The Big Freeze
Now is the winter of our discontent – again! Also: some fantasy metro maps, and some notes on snow.
The Winter of Discontent, the wave of strikes that hit Britain between November 1978 and February 1979, has long played a starring role in explanations for why the Labour party found itself out of office for the next 18 years. Sure, industrial unrest was nothing new, the inflationary pressures that were its ultimate cause came from far beyond Britain’s shores, and these strikes were merely the latest in a series of ructions that dated all the way back to the oil shock of 1973. The Three Day Week, surely the single biggest crisis to hit Britain in the 1970s, had actually come about under the Tories.
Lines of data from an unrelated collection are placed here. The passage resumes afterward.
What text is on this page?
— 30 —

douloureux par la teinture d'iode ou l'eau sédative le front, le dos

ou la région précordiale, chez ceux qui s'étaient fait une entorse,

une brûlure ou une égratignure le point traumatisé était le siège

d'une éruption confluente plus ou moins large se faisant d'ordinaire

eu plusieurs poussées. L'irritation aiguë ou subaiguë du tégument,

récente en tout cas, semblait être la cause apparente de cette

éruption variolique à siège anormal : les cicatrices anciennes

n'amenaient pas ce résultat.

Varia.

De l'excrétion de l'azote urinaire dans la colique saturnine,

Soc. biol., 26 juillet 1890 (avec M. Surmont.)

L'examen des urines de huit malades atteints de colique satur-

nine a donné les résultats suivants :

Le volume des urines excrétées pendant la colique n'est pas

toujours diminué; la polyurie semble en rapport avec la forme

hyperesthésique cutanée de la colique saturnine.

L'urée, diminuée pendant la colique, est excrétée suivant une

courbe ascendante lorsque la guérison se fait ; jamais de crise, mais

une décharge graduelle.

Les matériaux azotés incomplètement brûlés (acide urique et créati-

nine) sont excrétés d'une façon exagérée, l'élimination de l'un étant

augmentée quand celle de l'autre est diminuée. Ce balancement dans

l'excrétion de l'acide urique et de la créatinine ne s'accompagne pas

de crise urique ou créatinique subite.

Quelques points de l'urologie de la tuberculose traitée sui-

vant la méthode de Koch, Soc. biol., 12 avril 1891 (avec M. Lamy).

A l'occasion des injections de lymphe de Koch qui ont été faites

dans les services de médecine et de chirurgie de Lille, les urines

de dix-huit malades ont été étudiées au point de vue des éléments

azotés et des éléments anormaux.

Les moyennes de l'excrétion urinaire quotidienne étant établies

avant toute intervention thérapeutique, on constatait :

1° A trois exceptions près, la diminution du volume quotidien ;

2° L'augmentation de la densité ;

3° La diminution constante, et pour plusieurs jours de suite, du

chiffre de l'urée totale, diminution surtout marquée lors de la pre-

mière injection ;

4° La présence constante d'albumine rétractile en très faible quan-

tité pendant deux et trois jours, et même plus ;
But, in popular memory, none of this mattered. It was Labour who were in office for the final act of this crisis; so it is Labour that will forever be tarred with responsibility. Dennis Healey going cap in hand to the IMF; in the winter of discontent, the dead were left unburied. All were written in all caps on my late father’s list of reasons why you Can’t Trust Labour With The Economy.
A snowman, built by some striking postmen, in the East End this week. Image: my own.
This shared mythology, I suspect, is one reason why the current Tory government seems blissfully unbothered by the new winter of discontent already shaking the nation. Again, we’ve lost six years to rolling crises and political chaos. Again, industrial unrest is soaring: October saw more days lost to strikes than any other month in a decade. On some measures things aren’t as bad now as they were then – absolute poverty, for all our problems, is lower than it once was – but on plenty of others it’s worse. Housing is more expensive. Nurses have never decided to strike on this scale before. In the ‘70s, at least partly because of that stronger more militant union movement, wages actually bothered to rise.
The government’s gamble is clearly that the electorate, like my dad, will automatically associate strikes with the Labour party. There’s just one slight problem with that: most people quite literally don’t remember the winter of 1978-9. You’d need to be above 60 to have voted in the resulting election; perhaps 50 to remember that winter at all. Those who are younger are extremely unlikely to look at the chaos currently unfolding in the country and start swearing that Jim bloody Callaghan’s at it again. They are likely, instead, to look to the government that’s in office right now, that has presided over the last 12 years of decline, and that seems to be actively encouraging strikes, refusing to even countenance negotiations, because of their baffling belief that this will somehow rebound on Keir Starmer.
That winter of 1978-9, after all, wasn’t the only winter of chaos to have brought down a government. That of 1973-4, which saw the Three Day Week imposed to save energy, was followed by an election in which Ted Heath asked “who governs Britain”. The resulting cry of “not bloody you, mate” was enough to finish his administration and his reputation alike.
This winter, too, could have an impact on British political mythology that goes on to last for decades. But it won’t necessarily be the one the government thinks.